Rabu, 10 Juni 2009

End to deforestation

Global coalition demands end to deforestation


Adianto P. Simamora , The Jakarta Post , Jakarta Wed, 06/10/2009 1:02 PM National
A coalition of global forests appealed to the world's negotiators in Bonn climate conference to make a strong deal on ending the deforestation.

Dozens of global green groups -including the Indonesian Forum for the Environment (Walhi), Rava Institute Indonesia, Watch Indonesia and Greenpeace - gathered in Bonn to deliver a warning that climate deals should ensure the survival of all countries and peoples around the world.

"We submit the petition at the Bonn conference asking negotiators to end deforestation and stop expansions of timber plantations," Teguh Surya, a forest campaigner from Walhi, told The Jakarta Post from Bonn on Tuesday.

"But such moves will not be effective for as long as rich nations do not change their consumption of timber products, including those from Indonesia," Teguh said.
Youth groups, NGOs, indigenous organizations, women's groups also joined the global forest coalition.

"Survival is not negotiable. The climate deal signed in Copenhagen needs to ensure the survival of all countries and peoples," youth spokesperson Gemma Tillack said.
"The immediate protection of the world's forests is no longer just an option, it is essential to ensure a safe climate for us and our kids."

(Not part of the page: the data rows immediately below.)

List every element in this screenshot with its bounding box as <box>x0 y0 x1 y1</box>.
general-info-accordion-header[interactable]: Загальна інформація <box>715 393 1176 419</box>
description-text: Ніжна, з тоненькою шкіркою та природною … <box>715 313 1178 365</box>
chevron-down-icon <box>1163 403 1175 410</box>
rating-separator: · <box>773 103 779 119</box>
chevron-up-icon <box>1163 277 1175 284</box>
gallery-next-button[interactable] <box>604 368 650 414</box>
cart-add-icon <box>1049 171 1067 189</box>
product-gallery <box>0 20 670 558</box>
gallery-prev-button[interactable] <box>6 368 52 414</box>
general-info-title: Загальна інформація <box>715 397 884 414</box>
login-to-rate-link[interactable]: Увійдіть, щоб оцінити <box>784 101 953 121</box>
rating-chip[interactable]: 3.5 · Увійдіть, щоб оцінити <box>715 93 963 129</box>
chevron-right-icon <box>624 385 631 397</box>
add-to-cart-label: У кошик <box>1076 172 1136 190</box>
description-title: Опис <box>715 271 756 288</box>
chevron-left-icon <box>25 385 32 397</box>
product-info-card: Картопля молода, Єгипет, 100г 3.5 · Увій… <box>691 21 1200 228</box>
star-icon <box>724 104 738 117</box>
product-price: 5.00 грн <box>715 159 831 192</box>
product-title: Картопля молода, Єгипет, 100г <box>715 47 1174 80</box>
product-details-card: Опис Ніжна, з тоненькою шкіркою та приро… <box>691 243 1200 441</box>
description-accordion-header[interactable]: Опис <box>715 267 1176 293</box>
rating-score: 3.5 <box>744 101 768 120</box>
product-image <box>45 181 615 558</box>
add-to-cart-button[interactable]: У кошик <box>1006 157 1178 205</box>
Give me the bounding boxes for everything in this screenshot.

Delegates from about 190 countries gathered in Bonn, Germany, to discuss a great number of global issues, including the Bali road map for emissions cuts, adaptation funds, technology transfers and mitigation efforts.

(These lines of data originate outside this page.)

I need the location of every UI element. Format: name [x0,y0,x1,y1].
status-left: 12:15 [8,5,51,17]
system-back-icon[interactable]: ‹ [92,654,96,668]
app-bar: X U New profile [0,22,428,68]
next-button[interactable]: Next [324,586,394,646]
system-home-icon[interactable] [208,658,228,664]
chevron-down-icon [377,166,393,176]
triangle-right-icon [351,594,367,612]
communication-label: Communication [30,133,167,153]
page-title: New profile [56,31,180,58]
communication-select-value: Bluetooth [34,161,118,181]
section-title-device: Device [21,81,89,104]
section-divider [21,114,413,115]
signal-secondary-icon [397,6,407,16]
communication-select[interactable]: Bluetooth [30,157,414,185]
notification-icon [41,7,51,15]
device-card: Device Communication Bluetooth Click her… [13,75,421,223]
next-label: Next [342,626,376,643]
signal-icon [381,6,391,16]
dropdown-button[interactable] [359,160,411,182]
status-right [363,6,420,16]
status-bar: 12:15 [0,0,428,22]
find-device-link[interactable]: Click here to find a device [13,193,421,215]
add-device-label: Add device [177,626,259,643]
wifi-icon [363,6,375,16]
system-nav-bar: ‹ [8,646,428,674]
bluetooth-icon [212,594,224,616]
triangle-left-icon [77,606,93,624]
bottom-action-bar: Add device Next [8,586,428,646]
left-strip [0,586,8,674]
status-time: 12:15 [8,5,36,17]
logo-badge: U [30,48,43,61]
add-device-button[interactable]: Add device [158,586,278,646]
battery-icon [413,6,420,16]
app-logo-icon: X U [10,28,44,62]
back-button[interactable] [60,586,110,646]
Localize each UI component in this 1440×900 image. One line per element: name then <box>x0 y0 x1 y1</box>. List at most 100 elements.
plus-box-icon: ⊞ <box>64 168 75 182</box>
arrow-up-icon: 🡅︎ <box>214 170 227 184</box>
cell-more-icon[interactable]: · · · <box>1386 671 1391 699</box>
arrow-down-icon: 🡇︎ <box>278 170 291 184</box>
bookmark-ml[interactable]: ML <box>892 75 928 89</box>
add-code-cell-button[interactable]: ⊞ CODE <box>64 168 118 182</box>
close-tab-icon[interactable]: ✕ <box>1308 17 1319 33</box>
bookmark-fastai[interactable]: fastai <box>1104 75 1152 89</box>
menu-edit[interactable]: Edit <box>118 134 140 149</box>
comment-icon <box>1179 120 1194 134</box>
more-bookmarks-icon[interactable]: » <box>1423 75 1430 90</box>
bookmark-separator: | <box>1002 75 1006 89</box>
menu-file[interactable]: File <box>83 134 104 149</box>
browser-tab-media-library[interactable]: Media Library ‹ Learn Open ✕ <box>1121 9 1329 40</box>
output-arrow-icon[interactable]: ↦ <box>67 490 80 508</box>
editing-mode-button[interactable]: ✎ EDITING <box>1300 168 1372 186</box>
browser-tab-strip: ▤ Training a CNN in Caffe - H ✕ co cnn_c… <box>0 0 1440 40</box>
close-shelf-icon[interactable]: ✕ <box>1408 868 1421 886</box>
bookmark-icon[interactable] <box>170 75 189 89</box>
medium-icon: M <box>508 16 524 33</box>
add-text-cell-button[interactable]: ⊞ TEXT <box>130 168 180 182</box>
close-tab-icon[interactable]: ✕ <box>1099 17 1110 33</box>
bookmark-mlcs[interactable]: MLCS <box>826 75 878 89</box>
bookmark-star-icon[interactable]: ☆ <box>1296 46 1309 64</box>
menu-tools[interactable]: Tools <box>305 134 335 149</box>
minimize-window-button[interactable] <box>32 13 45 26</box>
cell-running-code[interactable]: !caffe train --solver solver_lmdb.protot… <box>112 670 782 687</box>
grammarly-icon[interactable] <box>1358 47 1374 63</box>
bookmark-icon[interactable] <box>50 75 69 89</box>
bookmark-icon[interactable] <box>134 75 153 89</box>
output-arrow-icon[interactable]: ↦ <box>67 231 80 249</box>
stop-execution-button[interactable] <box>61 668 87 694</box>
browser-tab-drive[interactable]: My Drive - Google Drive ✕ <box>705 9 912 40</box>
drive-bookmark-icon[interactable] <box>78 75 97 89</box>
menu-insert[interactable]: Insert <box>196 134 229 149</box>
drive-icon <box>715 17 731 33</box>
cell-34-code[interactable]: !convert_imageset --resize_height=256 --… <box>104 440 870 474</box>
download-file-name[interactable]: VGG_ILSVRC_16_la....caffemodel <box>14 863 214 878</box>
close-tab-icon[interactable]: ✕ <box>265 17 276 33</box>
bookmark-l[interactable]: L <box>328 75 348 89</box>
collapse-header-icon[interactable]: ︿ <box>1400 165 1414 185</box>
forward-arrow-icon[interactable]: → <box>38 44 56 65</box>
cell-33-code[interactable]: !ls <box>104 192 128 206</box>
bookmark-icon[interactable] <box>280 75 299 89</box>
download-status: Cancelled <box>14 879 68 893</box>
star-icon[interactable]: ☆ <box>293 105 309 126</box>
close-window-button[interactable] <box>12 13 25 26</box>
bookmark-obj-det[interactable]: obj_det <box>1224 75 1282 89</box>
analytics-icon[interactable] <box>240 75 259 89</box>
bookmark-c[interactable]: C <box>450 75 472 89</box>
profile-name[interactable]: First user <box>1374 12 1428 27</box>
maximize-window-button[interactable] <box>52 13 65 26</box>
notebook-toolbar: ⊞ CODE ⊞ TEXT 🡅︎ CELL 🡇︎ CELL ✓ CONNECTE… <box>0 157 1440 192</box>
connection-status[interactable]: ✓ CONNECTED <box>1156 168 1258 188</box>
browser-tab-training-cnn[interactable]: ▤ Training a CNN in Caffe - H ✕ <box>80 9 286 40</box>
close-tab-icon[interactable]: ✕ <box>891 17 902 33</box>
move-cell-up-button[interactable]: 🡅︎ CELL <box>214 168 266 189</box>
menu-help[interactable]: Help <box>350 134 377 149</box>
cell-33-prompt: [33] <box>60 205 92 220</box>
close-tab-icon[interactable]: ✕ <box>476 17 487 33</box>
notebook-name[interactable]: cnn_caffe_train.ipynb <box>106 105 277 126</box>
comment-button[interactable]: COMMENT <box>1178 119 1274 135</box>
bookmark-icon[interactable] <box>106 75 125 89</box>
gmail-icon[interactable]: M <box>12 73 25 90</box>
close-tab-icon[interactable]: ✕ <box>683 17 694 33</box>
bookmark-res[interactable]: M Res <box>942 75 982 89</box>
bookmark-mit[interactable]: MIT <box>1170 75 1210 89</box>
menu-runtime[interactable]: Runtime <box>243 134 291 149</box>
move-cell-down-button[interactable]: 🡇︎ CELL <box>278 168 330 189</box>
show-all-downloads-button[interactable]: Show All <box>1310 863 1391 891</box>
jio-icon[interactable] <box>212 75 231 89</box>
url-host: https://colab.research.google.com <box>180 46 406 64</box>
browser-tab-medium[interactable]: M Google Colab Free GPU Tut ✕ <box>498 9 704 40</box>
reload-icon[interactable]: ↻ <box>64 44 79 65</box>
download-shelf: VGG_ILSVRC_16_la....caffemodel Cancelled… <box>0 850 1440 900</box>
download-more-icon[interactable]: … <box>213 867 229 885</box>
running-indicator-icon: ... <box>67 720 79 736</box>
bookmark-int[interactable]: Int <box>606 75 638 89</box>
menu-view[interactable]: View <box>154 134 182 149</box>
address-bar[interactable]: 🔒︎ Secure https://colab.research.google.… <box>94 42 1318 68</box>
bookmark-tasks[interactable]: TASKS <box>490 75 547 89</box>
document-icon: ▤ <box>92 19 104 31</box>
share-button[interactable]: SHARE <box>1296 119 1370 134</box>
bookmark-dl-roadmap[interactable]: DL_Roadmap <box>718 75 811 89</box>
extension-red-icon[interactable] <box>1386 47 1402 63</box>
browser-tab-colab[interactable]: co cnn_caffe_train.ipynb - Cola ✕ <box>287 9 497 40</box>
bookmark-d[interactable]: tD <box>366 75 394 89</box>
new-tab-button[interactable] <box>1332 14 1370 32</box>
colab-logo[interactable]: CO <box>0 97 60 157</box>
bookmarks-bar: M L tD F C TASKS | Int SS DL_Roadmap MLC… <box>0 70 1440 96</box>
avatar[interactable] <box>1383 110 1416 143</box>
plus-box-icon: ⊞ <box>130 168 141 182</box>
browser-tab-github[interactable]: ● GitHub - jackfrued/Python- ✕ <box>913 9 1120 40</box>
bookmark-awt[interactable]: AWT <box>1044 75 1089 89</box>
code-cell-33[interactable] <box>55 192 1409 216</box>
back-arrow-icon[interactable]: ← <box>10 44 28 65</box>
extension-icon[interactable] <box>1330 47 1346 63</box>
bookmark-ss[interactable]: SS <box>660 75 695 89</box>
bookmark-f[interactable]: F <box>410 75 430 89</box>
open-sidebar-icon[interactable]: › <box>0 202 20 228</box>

At a groundbreaking UN meeting in 2007 in Bali, most countries decided to craft a successor to the 1997 Kyoto Protocol which had obliged 37 industrial countries to cut carbon dioxide and other pollutants by a total of 5 percent from 1990 levels by 2012. They gave themselves a two-year time frame to complete the new agreement.

With six months left, however, negotiators are still deadlocked on major issues. They will gather three more times before a decisive meeting in December in the Danish capital of Copenhagen, when an accord is scheduled to be adopted.

The countries have agreed to use forests under the reducing emissions from deforestation and degradation (REDD) mechanism as an alternative way to reduce emissions.

The forest coalition, however, said developed nations should not use forest protection and avoiding deforestation in developing nations as an offset mechanism for their own emissions. It said the negotiators should identify underlying causes of deforestation and degradation and involve indigenous peoples and women's groups in decision-making processes related to forests.

"Any policies intended to reduce deforestation and forest degradation should include measures to reduce consumption of forest products, especially in the industrialized North," the statement said.